En ce qui concerne la recevabilité des conclusions dirigées contre le titre de recettes n°326116 du 28 octobre 2022 :
7. Il ressort des pièces du dossier que M. B a demandé l’annulation du titre de recette n°326116 du 28 octobre 2022 par la requête du 26 août 2023 et que le courrier de la Ville de Paris daté du 9 mars 2023 indiquait les voies et délais de recours. Dès lors, les conclusions de la requête tendant à l’annulation de l’arrêté du 8 juin 2022, du titre de recette du 28 octobre 2022 et celles tendant à la condamnation de la Ville à lui régler la somme de 644,18 euros, afin d’obtenir une décharge partielle de la redevance mise à sa charge par ce titre, sont tardives et, donc, irrecevables.
Sur les autres conclusions à fin d’annulation :
8. Une redevance pour occupation du domaine public, contrepartie du droit accordé à son titulaire, est due alors même que ce droit d’occupation ne serait pas effectivement utilisé par son titulaire. En l’espèce, M. B soutient, comme peut en attester ses différents témoins, qu’il n’a pas installé de contre-terrasse estivale malgré l’autorisation accordée, dès lors que cette installation éphémère a été considérée comme trop coûteuse et l’autorisation délivrée par la Ville de Paris, comme tardive. Toutefois, il est constant que M. B a bénéficié pour l’année 2023 de l’autorisation d’installer une contre-terrasse estivale. Il ne peut donc utilement se fonder sur la circonstance qu’il n’aurait pas utilisé l’autorisation qui lui avait été accordée. Par suite, le moyen tiré de l’erreur d’appréciation doit être écarté.

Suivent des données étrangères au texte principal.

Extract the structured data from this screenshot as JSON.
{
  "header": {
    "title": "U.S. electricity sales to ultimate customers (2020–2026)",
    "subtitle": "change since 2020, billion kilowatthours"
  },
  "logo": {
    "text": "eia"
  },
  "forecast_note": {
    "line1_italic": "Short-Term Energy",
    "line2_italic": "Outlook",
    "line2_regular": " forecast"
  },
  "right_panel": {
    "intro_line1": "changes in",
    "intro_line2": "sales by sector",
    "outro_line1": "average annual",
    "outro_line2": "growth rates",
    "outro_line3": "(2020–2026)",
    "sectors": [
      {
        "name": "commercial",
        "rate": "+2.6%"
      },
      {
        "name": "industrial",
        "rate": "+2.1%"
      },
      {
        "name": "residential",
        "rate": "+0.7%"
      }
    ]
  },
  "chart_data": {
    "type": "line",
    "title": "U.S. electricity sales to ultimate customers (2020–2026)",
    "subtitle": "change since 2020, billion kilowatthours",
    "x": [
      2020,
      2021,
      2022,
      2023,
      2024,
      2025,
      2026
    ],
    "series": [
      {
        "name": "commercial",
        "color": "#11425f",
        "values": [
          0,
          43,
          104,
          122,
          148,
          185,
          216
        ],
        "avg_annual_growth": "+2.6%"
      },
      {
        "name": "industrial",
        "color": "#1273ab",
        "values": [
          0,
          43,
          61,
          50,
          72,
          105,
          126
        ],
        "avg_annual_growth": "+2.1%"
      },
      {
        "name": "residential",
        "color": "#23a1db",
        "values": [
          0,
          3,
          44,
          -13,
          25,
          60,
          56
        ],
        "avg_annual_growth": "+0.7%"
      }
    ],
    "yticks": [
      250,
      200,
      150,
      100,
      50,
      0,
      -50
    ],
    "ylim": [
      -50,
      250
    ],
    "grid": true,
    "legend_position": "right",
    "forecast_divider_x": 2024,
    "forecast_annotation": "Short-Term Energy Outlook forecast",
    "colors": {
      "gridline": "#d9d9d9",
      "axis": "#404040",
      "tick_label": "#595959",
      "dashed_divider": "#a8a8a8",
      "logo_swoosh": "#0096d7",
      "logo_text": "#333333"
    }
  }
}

9. Il résulte de ce qui précède que M. B n’est pas fondé à demander l’annulation du titre de recette n°211281 du 26 juin 2023, pour un montant de 753,94 euros, émis par la Ville de Paris au titre des droits de voirie dus pour l’autorisation d’installer en 2023 une contre-terrasse estivale, ainsi que l’annulation des décisions implicites de rejet des recours effectués auprès de la Ville de Paris les 30 mars 2023, 1er mai 2023 et 12 mai 2023. Par suite, sa requête doit être rejetée en toutes ses conclusions.
D E C I D E :
Article 1er : La requête de M. B est rejetée.
Article 2 : Le présent jugement sera notifié à M. C B et à la Ville de Paris.
Délibéré après l’audience du 17 juin 2025, à laquelle siégeaient :
Mme Anne Seulin, présidente,
Mme Chloé Hombourger, première conseillère
M. Vadim Melka conseiller
Rendu public par mise à disposition au greffe le 1er juillet 2025.
Le rapporteur
V. A
La présidente,
A. Seulin
La greffière,
S. Rahmouni
La République mande et ordonne au préfet de la région d’Ile-de-France, préfet de Paris en ce qui le concerne ou à tous commissaire de justice à ce requis en ce qui concerne les voies de droit commun, contre les parties privées, de pourvoir à l’exécution de la présente décision.